Das hat sich gebessert. 1996 begannen Doris und Peter Walser-Wilhelm im Verlag Peter Lang die Ausgabe der "Bonstettiana", einer akribisch kommentierten Ausgabe von Bonstettens Schriften und vor allem seiner Korrespondenz. Mittlerweile wird diese in ihrer literarischen wie editorischen Qualität verblüffendste aller deutschsprachigen Klassikerausgaben im Wallstein Verlag fortgesetzt - unterstützt durch öffentliche und private Stiftungsgelder aus der Schweiz, die dafür sorgen, dass die Reihe, gemessen an ihrer überreichen Ausstattung, auch eine der preiswertesten Klassikerausgaben ist. Mit ihr entsteht vor uns eine Geistesepoche neu, die zum Besten gehörte, was Europa zu bieten hat.

Die neueste Folge der "Bonstettiana", Band XI der Korrespondenz (Wallstein Verlag, Göttingen 2007. 2 Bd., zus. 984 S., 30 Abb., geb., 74,- [Euro]), beweist es: Das meiste spielt sich im Kreis um die exilierte Madame de Staël ab, zu deren engsten Freunden Bonstetten und Brun zählten, und Größen wie Simonde de Sismondi, August Wilhelm Schlegel, Lord Byron oder Friedrich Matthisson sind Adressanten, Adressaten oder Gegenstand der Briefe. Wir schreiben die Jahre 1811 bis 1817.

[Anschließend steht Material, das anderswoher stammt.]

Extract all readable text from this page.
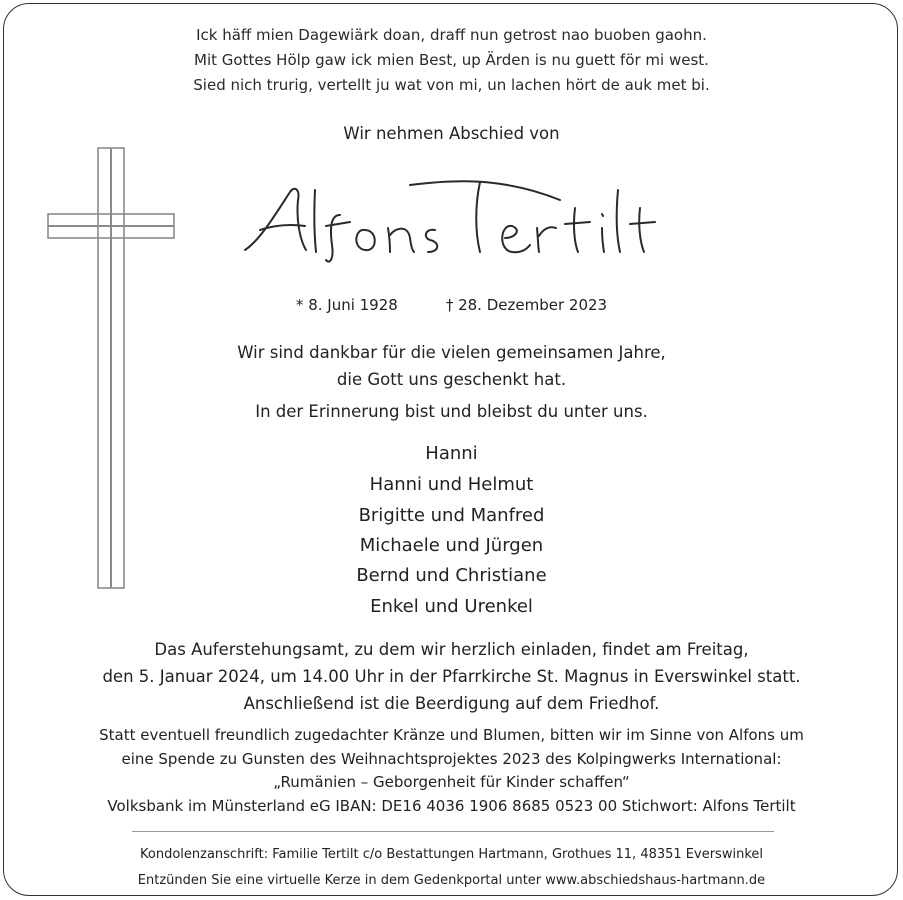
Ick häff mien Dagewiärk doan, draff nun getrost nao buoben gaohn.
Mit Gottes Hölp gaw ick mien Best, up Ärden is nu guett för mi west.
Sied nich trurig, vertellt ju wat von mi, un lachen hört de auk met bi.
Wir nehmen Abschied von
* 8. Juni 1928	† 28. Dezember 2023
Wir sind dankbar für die vielen gemeinsamen Jahre,
die Gott uns geschenkt hat.
In der Erinnerung bist und bleibst du unter uns.
Hanni
Hanni und Helmut
Brigitte und Manfred
Michaele und Jürgen
Bernd und Christiane
Enkel und Urenkel
Das Auferstehungsamt, zu dem wir herzlich einladen, findet am Freitag,
den 5. Januar 2024, um 14.00 Uhr in der Pfarrkirche St. Magnus in Everswinkel statt.
Anschließend ist die Beerdigung auf dem Friedhof.
Statt eventuell freundlich zugedachter Kränze und Blumen, bitten wir im Sinne von Alfons um
eine Spende zu Gunsten des Weihnachtsprojektes 2023 des Kolpingwerks International:
„Rumänien – Geborgenheit für Kinder schaffen“
Volksbank im Münsterland eG IBAN: DE16 4036 1906 8685 0523 00 Stichwort: Alfons Tertilt
Kondolenzanschrift: Familie Tertilt c/o Bestattungen Hartmann, Grothues 11, 48351 Everswinkel
Entzünden Sie eine virtuelle Kerze in dem Gedenkportal unter www.abschiedshaus-hartmann.de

Der Schatz, den die größtenteils nie zuvor publizierten Schreiben erschließen, ist zu groß, um ihm auch nur annähernd in einer Rezension gerecht zu werden. Allein die unvermeidliche Diskussion über Napoleon lohnt die Lektüre. Friederike Brun war eine leidenschaftliche Gegnerin des französischen Kaisers, Bonstetten dessen intellektueller Bewunderer, die Staël von Bonaparte exiliert worden. Das Dreiergespräch über den Korsen, dessen Triumphe und Niederlagen, zeigt wie im Brennglas die europäischen Debatten jener Zeit. Bonstetten gehörte als Angehöriger einer der einflussreichsten Familien von Bern dem großen Rat der Stadt an, als Bonaparte mit seinem Einmarsch 1798 die alte Eidgenossenschaft hinwegfegte und sich selbst den Titel "médiateur de la confédération Helvétique" verlieh. Die Schweiz wurde zum Satellitenstaat Frankreichs, und Bonstetten sah mit fasziniertem Schauder, wie in seiner Heimat erst die durch die Revolution geborene Zivilgesellschaft und nach dem Sturz Napoleons dann das alte Regime wieder implementiert wurden.

Bonstetten lebte damals überwiegend im französisch annektierten Genf. Von dort aus schuf er "das Planetarium der Freundschaft", wie die Herausgeber zutreffend seine unendlich verästelten Beziehungen nennen, deren größte Ausdehnung in jenen Jahren erreicht wurde, denen sich Band XI widmet. "Die Schweiz ist mir ganz fremd geworden", schrieb Bonstetten 1813 an Johann Heinrich Füssli. Seine Heimat war längst das geistige Europa, dessen wichtigste Sprachen der blendend ausgebildete Großbürger alle beherrschte.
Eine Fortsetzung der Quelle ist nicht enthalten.